The album is titled The Ascension, but, I’ve got to be honest, Sufjan Stevens’ latest masterwork has me feeling the lowest I’ve felt about this country since the start of quarantine.
I’ll cut the man some slack, though, and acknowledge that his eighth solo studio album — the first he’s made during the presidency of Donald Trump — has reached my ears during a heavy week. We’re mourning the death of Supreme Court Justice Ruth Bader Ginsburg, wondering about the future of that court, panicking over what January 2021 will bring, and raging over a grand jury’s refusal to secure justice for Breonna Taylor, for her stolen life. Meanwhile, the coronavirus continues its deadly spread across the country, and the flu seems poised to do the same. In a year of immense awfulness, this week feels like it’s working overtime to disappoint.
Thank God, then, that Stevens has exceeded my hopes and expectations. The Ascension is cutting in its anger and grief of the disaster and immorality this country has led itself into, but the album is not an entirely somber journey. Sonically, this is one of Stevens’ most exciting projects, sounding like a FKA Twigs track at one moment, a techno club at another, and progressing to other moods throughout.

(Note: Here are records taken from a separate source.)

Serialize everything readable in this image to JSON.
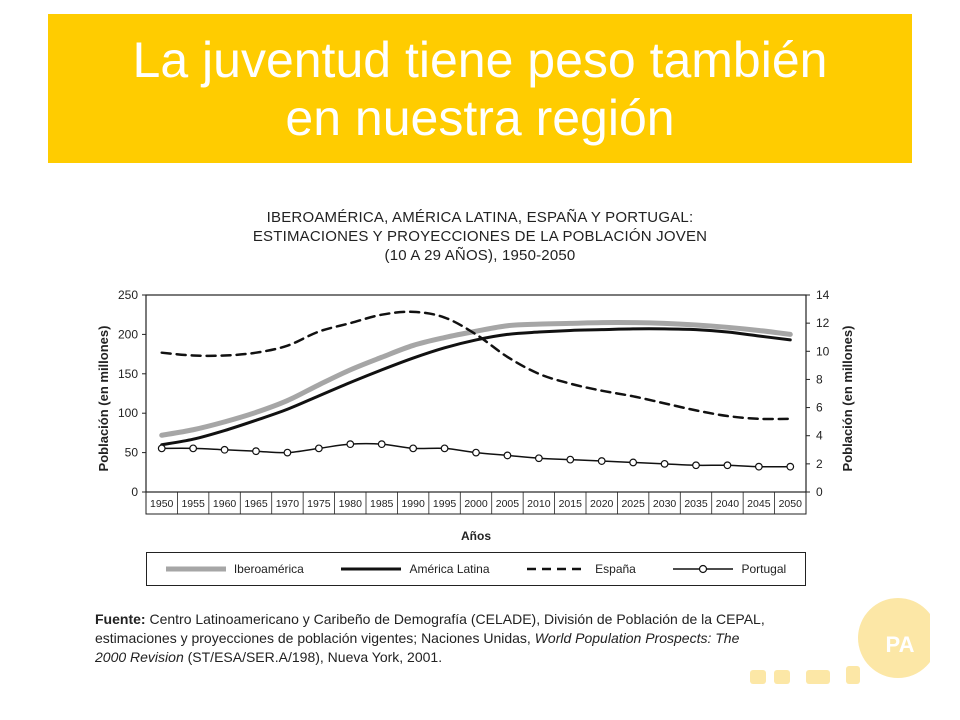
{
  "colors": {
    "banner": "#FFCC00",
    "banner_text": "#ffffff",
    "iberoamerica": "#a6a6a6",
    "america_latina": "#111111",
    "espana": "#111111",
    "portugal": "#111111",
    "deco": "#FCE7A6"
  },
  "banner": {
    "title_line1": "La juventud tiene peso también",
    "title_line2": "en nuestra región"
  },
  "chart_data": {
    "type": "line",
    "title_lines": [
      "IBEROAMÉRICA, AMÉRICA LATINA, ESPAÑA Y PORTUGAL:",
      "ESTIMACIONES Y PROYECCIONES DE LA POBLACIÓN JOVEN",
      "(10 A 29 AÑOS), 1950-2050"
    ],
    "xlabel": "Años",
    "ylabel_left": "Población (en millones)",
    "ylabel_right": "Población (en millones)",
    "x": [
      "1950",
      "1955",
      "1960",
      "1965",
      "1970",
      "1975",
      "1980",
      "1985",
      "1990",
      "1995",
      "2000",
      "2005",
      "2010",
      "2015",
      "2020",
      "2025",
      "2030",
      "2035",
      "2040",
      "2045",
      "2050"
    ],
    "ylim_left": [
      0,
      250
    ],
    "yticks_left": [
      0,
      50,
      100,
      150,
      200,
      250
    ],
    "ylim_right": [
      0,
      14
    ],
    "yticks_right": [
      0,
      2,
      4,
      6,
      8,
      10,
      12,
      14
    ],
    "grid": false,
    "legend_position": "bottom",
    "series": [
      {
        "name": "Iberoamérica",
        "axis": "left",
        "style": "thick-gray",
        "values": [
          72,
          79,
          89,
          101,
          116,
          136,
          155,
          171,
          186,
          196,
          204,
          211,
          213,
          214,
          215,
          215,
          214,
          212,
          209,
          205,
          200
        ]
      },
      {
        "name": "América Latina",
        "axis": "left",
        "style": "solid-black",
        "values": [
          60,
          67,
          78,
          91,
          105,
          122,
          139,
          155,
          170,
          183,
          193,
          200,
          203,
          205,
          206,
          207,
          207,
          206,
          203,
          198,
          193
        ]
      },
      {
        "name": "España",
        "axis": "right",
        "style": "dashed",
        "values": [
          9.9,
          9.7,
          9.7,
          9.9,
          10.4,
          11.4,
          12.0,
          12.6,
          12.8,
          12.4,
          11.2,
          9.6,
          8.4,
          7.7,
          7.2,
          6.8,
          6.3,
          5.8,
          5.4,
          5.2,
          5.2
        ]
      },
      {
        "name": "Portugal",
        "axis": "right",
        "style": "solid-circles",
        "values": [
          3.1,
          3.1,
          3.0,
          2.9,
          2.8,
          3.1,
          3.4,
          3.4,
          3.1,
          3.1,
          2.8,
          2.6,
          2.4,
          2.3,
          2.2,
          2.1,
          2.0,
          1.9,
          1.9,
          1.8,
          1.8
        ]
      }
    ]
  },
  "source": {
    "label": "Fuente:",
    "text_line1": "Centro Latinoamericano y Caribeño de Demografía (CELADE), División de Población de la CEPAL,",
    "text_line2": "estimaciones y proyecciones de población vigentes; Naciones Unidas,",
    "italic_part1": "World Population Prospects: The",
    "italic_part2": "2000 Revision",
    "text_line3": "(ST/ESA/SER.A/198), Nueva York, 2001."
  },
  "deco_logo": {
    "text": "PA",
    "dots": "• • •"
  }
}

Like Frank Ocean’s Blonde, the album goes all over the place, but unlike Blonde, it spends more time looking beyond its creator. Stevens’ pinnacle of critical acclaim is his previous solo studio album, the deeply autobiographical Carrie & Lowell, but Carrie & Lowell, Part Two, The Ascension is not. The unabashedly Christian singer-songwriter forgoes intense self-reflection to stand as witness to the terrors America has caused and/or are surviving.

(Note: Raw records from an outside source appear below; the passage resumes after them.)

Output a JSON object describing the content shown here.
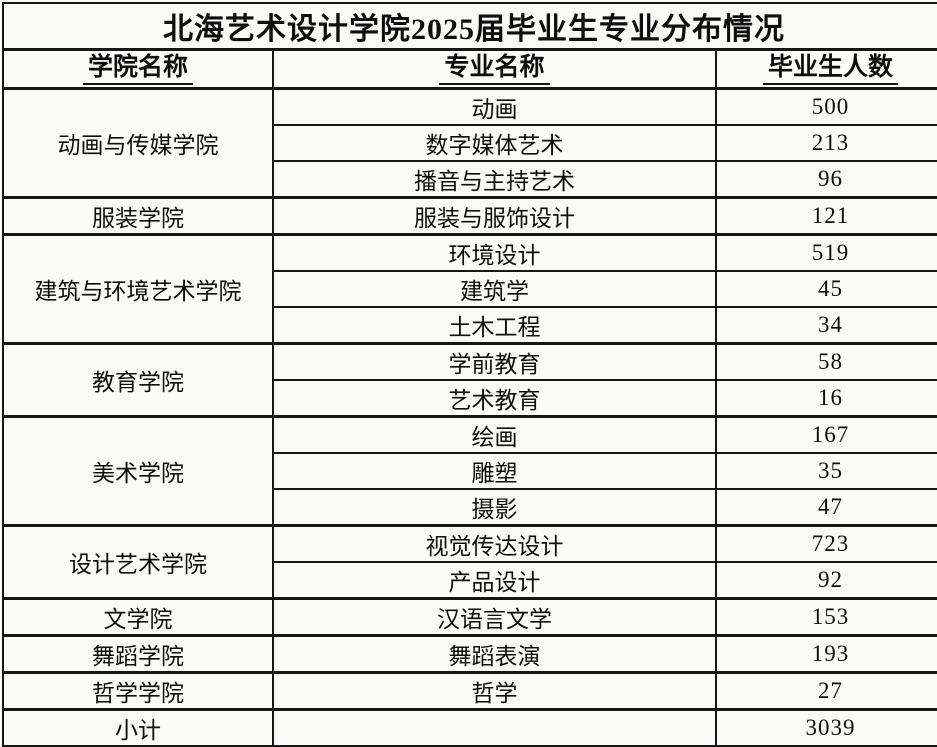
{
  "chart_data": {
    "type": "table",
    "title": "北海艺术设计学院2025届毕业生专业分布情况",
    "columns": [
      "学院名称",
      "专业名称",
      "毕业生人数"
    ],
    "groups": [
      {
        "college": "动画与传媒学院",
        "majors": [
          {
            "name": "动画",
            "count": 500
          },
          {
            "name": "数字媒体艺术",
            "count": 213
          },
          {
            "name": "播音与主持艺术",
            "count": 96
          }
        ]
      },
      {
        "college": "服装学院",
        "majors": [
          {
            "name": "服装与服饰设计",
            "count": 121
          }
        ]
      },
      {
        "college": "建筑与环境艺术学院",
        "majors": [
          {
            "name": "环境设计",
            "count": 519
          },
          {
            "name": "建筑学",
            "count": 45
          },
          {
            "name": "土木工程",
            "count": 34
          }
        ]
      },
      {
        "college": "教育学院",
        "majors": [
          {
            "name": "学前教育",
            "count": 58
          },
          {
            "name": "艺术教育",
            "count": 16
          }
        ]
      },
      {
        "college": "美术学院",
        "majors": [
          {
            "name": "绘画",
            "count": 167
          },
          {
            "name": "雕塑",
            "count": 35
          },
          {
            "name": "摄影",
            "count": 47
          }
        ]
      },
      {
        "college": "设计艺术学院",
        "majors": [
          {
            "name": "视觉传达设计",
            "count": 723
          },
          {
            "name": "产品设计",
            "count": 92
          }
        ]
      },
      {
        "college": "文学院",
        "majors": [
          {
            "name": "汉语言文学",
            "count": 153
          }
        ]
      },
      {
        "college": "舞蹈学院",
        "majors": [
          {
            "name": "舞蹈表演",
            "count": 193
          }
        ]
      },
      {
        "college": "哲学学院",
        "majors": [
          {
            "name": "哲学",
            "count": 27
          }
        ]
      }
    ],
    "subtotal": {
      "label": "小计",
      "major": "",
      "count": 3039
    },
    "layout_hints": {
      "grid": true,
      "header_underlined": true,
      "college_column_merged_per_group": true
    }
  },
  "colors": {
    "background": "#fafaf8",
    "border": "#161616",
    "text": "#0e0e0e"
  }
}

On the track “Tell Me You Love Me,” Stevens sings: “As the world turns, making such a mess / what’s the point of it when everything’s dispossessed?” Like his country Stevens sounds out of control in some of his new songs, pushing his vocals every so often in ways I haven’t heard from him before. His usual whispers and mutters rise to a higher pitch, to wails of unmet desire and biblical anguish. Instead of guitar, he works largely with a drum machine and synthesizers, amplifying the loneliness some of the songs evoke into a feeling of praying for deliverance in noiseless darkness.
The Ascension ’s penultimate track is its title track, and what a song: One of those non-guitar arrangements I spoke of, Stevens returns to his characteristic breathiness and sings frankly of dying and facing his sins: “Let the record show what I couldn’t quite confess / For by living for myself I was living for unrest … So what should be said of a life that leaves its mess? / For once your life was sold it could never be possessed / You were selfishly as a continent, you were finally at your best / For you favored for yourself when selfishness was blessed.”
This song, out of the 15, is why this album has me so deep “in my feels,” as the kids say. It’s a raw hymn of honesty, of self-contempt in an American age of utmost chaos and greed — not just on the highest political levels but as (newly) mundane as not wearing a mask in a grocery store. “And now it strikes me far too late again / ,” Stevens sings, “that I should answer for myself as the Ascension falls upon me.”
The 12-minutes-30-seconds-long song “America” is the actual closer of this searing, groovy, saddening album by one of the best singer-songwriters in the industry, and it ends with a plea: “Don’t do to me what you did to America.” But “The Ascension” is so monumental in its indictment and sonic power that its ending sticks in my mind just as strongly, if not more so: “What now? (What now?) … What now?” History may rhyme with this melody, but in many ways we are living a new song.
However, like the best of our musical political commentators, Stevens has reminded us, via The Ascension, that we are not helpless to these notes. The bard is us, and we must decide how long this record will continue to spin.